By Ed Karvoski Jr., Contributing Writer
Hudson – Countless memories were shared July 10 in the small, two-story building with four classrooms on Green Street that housed parochial schools for several decades. Alumni were invited for a tour and luncheon before its demolition to expand the parking lot for Tighe-Hamilton Funeral Home, whose staff hosted the gathering.
Most of the over 50 guests had gone to that building when it housed St. Michael’s Academy (SMA) in the 1940s and ‘50s or Christ King School (CKS) in the 1960s and ‘70s. Chalk was provided to write on the blackboards. Many scribbled the names of their homeroom nuns, who were from the Sisters of Notre Dame de Namur.
Dorothy Boland Lizotte was eager to return to the building. There, she was among 18 students in the all-girls SMA class of 1948.
“We were the first to go into this school, so we thought we were a big deal,” she recalled of their senior year. “It was a joy to come here.”
Classes in her freshman and sophomore years were conducted in the original St. Michael School (SMS) on High Street. They attended junior year in the convent, now parish offices.
Lizotte’s class was also the first to have a senior dance held at the Hudson Armory.
“We had to go to the convent first and introduce the guys to the nuns,” she explained. “I introduced my date to Sister Mary Thomas, she was such a sweetheart. She said to him, ‘You are a Catholic boy?’ He said, ‘No, I go to the Congregational church.’ She said to me, ‘Glory be to God, Dorothy, don’t tell the other nuns!’”
Enrollment rose over the years. There were 36 girls in the last class to graduate from SMA in 1958, noted Ann Kotarski Hildreth.
“We were the last and the largest class to ever graduate from the academy,” she said.

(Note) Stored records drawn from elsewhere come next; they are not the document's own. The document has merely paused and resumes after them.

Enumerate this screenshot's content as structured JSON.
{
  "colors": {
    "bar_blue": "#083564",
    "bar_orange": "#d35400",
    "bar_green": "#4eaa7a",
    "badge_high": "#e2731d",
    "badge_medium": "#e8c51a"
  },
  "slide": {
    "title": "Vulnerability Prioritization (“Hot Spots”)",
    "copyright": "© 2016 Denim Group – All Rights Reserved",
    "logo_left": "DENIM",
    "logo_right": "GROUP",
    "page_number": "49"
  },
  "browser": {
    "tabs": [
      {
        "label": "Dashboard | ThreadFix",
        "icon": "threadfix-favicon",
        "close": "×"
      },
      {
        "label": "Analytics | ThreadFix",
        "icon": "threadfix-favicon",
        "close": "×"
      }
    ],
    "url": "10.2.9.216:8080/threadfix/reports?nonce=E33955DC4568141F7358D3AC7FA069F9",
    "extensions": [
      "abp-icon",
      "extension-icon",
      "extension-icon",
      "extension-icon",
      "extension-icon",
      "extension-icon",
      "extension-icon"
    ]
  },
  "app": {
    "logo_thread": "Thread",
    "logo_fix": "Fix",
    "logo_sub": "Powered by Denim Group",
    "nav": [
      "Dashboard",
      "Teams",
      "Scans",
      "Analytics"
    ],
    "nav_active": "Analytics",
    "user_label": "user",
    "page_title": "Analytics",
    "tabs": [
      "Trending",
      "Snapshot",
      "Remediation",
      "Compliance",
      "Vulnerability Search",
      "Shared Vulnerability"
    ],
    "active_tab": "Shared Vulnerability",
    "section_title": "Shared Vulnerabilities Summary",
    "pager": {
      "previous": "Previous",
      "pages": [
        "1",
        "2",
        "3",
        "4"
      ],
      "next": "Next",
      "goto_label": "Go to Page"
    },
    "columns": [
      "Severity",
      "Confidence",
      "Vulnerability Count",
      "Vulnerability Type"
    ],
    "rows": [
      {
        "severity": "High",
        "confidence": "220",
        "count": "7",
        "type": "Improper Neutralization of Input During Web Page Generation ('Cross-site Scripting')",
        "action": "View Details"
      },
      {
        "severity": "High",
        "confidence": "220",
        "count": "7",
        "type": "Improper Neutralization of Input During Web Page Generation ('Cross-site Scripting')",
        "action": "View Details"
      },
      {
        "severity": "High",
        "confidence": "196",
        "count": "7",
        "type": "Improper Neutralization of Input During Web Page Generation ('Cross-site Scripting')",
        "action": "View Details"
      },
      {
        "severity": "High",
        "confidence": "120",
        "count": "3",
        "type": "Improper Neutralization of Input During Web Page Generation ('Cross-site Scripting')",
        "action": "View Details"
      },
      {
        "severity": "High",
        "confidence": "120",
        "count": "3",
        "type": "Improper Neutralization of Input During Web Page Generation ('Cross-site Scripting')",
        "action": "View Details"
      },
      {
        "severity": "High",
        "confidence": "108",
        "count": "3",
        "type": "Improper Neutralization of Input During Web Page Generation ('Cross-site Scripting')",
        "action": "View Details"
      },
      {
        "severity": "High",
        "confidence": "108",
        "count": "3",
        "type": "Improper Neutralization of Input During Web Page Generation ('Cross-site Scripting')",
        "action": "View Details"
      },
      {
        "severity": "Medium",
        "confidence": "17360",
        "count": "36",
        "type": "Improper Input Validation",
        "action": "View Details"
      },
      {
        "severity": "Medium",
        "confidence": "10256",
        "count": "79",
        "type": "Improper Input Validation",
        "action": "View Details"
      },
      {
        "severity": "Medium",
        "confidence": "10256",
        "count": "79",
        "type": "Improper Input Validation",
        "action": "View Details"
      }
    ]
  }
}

Hildreth expressed gratitude for the lifelong friendships her classmates share. They had reunions every five years up to their 50th. Now, they reunite annually.
“It’s a great bunch of girls and everyone is still very close,” she said. “We call ourselves ‘the forever girls.’”
The other SMA classes moved mid-1958-’59 school year to the newly-built Hudson Catholic High on Main Street. CKS opened for grades one through five in the 1960s; a sixth-grade class was later added. Some classes were located in the church basement.
Ann Marie Guidotti Parness returned to the building where she attended first to fourth grades up to 1969. She reminisced in the parking lot before the tour.
“When we’d play in this parking lot for recess it was segregated with girls on one side and boys on the other,” she recalled. “Inside, I remember the desks and chairs were all connected in one piece.”
CKS was preparing to close in the mid-1970s. The last class in the Green Street building was in 1975-‘76, when the sixth grades from SMS and CKS were combined.
The building opened again in the mid-1990s to mid-2000s for classes of the St. Michael’s Early Childhood Center. That’s where Brett Folman attended kindergarten. On his 16th birthday, he revisited the building and reunited with his kindergarten teacher Michele Jaeger.
“I learned my alphabet and numbers here,” he said.
The school and church property was purchased in 2007 by the late Thomas Hamilton, funeral home owner.
Helping to organize the gathering was Sally Crossman Guidotti, 1952 SMA alum, who served as class president for four years. Guests were treated to lunch catered by the Buffet Way in the former church basement. Some lucky alumni left with door prizes: authentic doorknobs from their alma mater.